Disclamer : Je ne suis malheureusement pas J.K. Rowling, incluant fortune et imagination, et tous les personnages et lieux lui appartiennent.

Résumé : (Drabbles) Chacune était connue pour ses raisons. Chacune avait fait sa vie, à sa façon. Et souvent, on oubliait tout simplement qu'elles étaient sœurs.

Avertissement : Spoilers Deathly Hallows.

Note de l'auteur : Je n'ai pas répondu à deux trois reviews, je le ferai demain, promis ;D

Merci à ma bêta Lady Cecilia Cornwell pour son magnifique travail ;) et aussi à lily forever, Chocolatine, analaura, Emeraude-chan, Erylis et liza Black.


Memories Album

Drabble XXIX

Larmes sèches


Manoir près de Londres
Mai 1966

Narcissa rangea la lettre d'Andromeda avec les autres, souriante. Apparemment, sa sœur avait beaucoup apprécié le cadeau d'anniversaire qu'elle lui avait offert et ne cessait de la remercier. La benjamine était effectivement assez fière d'elle : elle lui avait acheté un assortiment de plumes d'oie de la meilleure qualité, élégantes sans être tape-à-l'œil. C'était tout ce qu'il fallait à Andromeda, qui adorait tant écrire. Le cadeau idéal.

Narcissa se dirigea ensuite vers sa penderie pour choisir les vêtements qu'elle porterait aujourd'hui. Elle avait le choix. Beaucoup de choix. Un nombre incalculable de robes se succédaient, et peut-être en aurait-elle été un peu honteuse si sa famille n'avait pas été si riche. Peut-être.

Tendant le bras, ses doigts frôlèrent les doux tissus fins aux mille et une couleurs et elle commença à chercher une tenue correcte pour la fin du printemps. C'était anodin. Un geste de tous les jours.

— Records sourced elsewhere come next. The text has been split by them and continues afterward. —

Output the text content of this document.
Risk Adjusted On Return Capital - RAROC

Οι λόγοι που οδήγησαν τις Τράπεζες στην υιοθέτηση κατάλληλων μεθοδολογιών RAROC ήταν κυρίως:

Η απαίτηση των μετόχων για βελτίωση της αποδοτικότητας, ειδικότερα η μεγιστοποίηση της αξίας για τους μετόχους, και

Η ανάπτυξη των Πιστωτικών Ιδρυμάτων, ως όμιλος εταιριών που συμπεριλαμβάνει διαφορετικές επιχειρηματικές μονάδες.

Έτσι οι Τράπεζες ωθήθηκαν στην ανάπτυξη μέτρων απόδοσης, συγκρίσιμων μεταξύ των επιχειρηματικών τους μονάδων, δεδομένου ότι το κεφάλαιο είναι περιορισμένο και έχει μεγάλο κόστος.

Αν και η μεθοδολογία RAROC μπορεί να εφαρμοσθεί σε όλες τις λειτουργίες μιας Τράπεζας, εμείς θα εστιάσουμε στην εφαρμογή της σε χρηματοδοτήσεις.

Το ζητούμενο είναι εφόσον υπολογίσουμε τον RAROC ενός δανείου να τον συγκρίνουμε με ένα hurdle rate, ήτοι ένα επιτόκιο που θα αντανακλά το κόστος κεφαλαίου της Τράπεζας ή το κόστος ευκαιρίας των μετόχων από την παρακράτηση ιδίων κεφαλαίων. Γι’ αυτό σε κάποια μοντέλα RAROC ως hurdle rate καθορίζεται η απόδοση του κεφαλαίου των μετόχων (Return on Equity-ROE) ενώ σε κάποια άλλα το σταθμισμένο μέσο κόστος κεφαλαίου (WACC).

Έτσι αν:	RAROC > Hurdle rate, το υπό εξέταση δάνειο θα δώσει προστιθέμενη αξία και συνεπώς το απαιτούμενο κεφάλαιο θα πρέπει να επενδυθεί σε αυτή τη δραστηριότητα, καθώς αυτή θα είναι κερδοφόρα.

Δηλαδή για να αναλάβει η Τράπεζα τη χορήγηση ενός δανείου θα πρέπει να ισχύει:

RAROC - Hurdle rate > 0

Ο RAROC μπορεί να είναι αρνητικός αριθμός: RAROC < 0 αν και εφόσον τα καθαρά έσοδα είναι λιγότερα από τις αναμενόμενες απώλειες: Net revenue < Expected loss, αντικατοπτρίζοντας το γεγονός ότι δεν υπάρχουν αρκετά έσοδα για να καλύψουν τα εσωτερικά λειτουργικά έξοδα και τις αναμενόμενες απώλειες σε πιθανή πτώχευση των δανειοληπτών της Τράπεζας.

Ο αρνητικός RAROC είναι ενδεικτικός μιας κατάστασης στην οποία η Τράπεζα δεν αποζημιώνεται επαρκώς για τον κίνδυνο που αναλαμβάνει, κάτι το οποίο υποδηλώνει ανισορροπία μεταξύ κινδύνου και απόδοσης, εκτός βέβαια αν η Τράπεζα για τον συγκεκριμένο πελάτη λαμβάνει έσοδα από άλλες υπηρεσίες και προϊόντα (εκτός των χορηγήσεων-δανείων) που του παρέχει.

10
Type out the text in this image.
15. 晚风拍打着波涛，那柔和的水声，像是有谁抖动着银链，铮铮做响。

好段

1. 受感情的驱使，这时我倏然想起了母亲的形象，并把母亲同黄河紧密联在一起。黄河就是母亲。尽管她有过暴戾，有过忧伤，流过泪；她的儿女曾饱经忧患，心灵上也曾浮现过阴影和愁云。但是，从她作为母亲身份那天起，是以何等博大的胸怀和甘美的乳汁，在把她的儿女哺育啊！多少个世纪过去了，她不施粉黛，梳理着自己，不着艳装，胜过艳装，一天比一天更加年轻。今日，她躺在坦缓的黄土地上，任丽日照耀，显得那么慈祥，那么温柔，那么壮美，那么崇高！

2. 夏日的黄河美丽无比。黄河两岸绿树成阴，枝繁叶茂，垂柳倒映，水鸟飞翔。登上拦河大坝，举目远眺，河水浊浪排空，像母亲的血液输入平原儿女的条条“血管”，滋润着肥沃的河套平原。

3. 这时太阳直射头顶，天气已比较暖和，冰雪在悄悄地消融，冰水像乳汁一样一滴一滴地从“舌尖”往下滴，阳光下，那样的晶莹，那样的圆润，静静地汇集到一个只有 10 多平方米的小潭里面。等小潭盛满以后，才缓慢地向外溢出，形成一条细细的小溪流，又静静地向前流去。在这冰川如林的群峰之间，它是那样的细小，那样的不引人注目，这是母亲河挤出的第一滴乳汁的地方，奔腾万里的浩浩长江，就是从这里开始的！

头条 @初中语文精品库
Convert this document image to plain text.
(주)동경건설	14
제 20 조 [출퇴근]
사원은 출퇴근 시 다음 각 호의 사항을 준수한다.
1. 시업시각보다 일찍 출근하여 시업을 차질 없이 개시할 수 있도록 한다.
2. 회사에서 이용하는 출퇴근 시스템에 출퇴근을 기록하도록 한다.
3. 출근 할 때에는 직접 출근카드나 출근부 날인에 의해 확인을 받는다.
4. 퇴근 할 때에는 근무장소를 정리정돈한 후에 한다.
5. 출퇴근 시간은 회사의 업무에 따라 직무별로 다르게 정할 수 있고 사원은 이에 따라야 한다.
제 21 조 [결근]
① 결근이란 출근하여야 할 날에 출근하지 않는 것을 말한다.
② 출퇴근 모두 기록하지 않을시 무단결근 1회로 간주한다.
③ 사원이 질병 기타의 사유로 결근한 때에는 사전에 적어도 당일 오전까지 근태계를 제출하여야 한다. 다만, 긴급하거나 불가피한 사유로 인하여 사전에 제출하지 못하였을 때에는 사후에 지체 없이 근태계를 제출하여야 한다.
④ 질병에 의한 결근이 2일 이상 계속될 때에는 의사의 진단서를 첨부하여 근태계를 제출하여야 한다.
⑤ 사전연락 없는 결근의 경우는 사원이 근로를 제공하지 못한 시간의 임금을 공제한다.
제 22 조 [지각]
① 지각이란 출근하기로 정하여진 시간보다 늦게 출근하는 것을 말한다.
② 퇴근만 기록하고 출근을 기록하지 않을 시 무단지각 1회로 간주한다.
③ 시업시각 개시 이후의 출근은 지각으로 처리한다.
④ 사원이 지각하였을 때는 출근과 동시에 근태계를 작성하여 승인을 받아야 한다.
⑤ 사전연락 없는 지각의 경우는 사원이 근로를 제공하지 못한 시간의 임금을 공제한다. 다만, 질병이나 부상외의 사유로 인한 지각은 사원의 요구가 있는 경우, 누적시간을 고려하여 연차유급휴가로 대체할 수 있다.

Sauf que le hasard en décida autrement : en fouillant dans ses anciennes robes, Narcissa en retrouva une en particulier. Lorsqu'elle la reconnut, ses doigts se crispèrent et elle la tira à elle, tremblante.

C'était la robe qu'elle avait portée à cette fameuse soirée où elle avait rencontré Lucy. Elle était maintenant bien trop petite pour elle mais elle l'avait pourtant gardée depuis toutes ces années. Une boule se forma dans sa gorge, comme souvent lorsqu'on a une peine trop grande sur le cœur. Pourtant Narcissa retint ses larmes.

Car elle avait promis de ne plus en verser.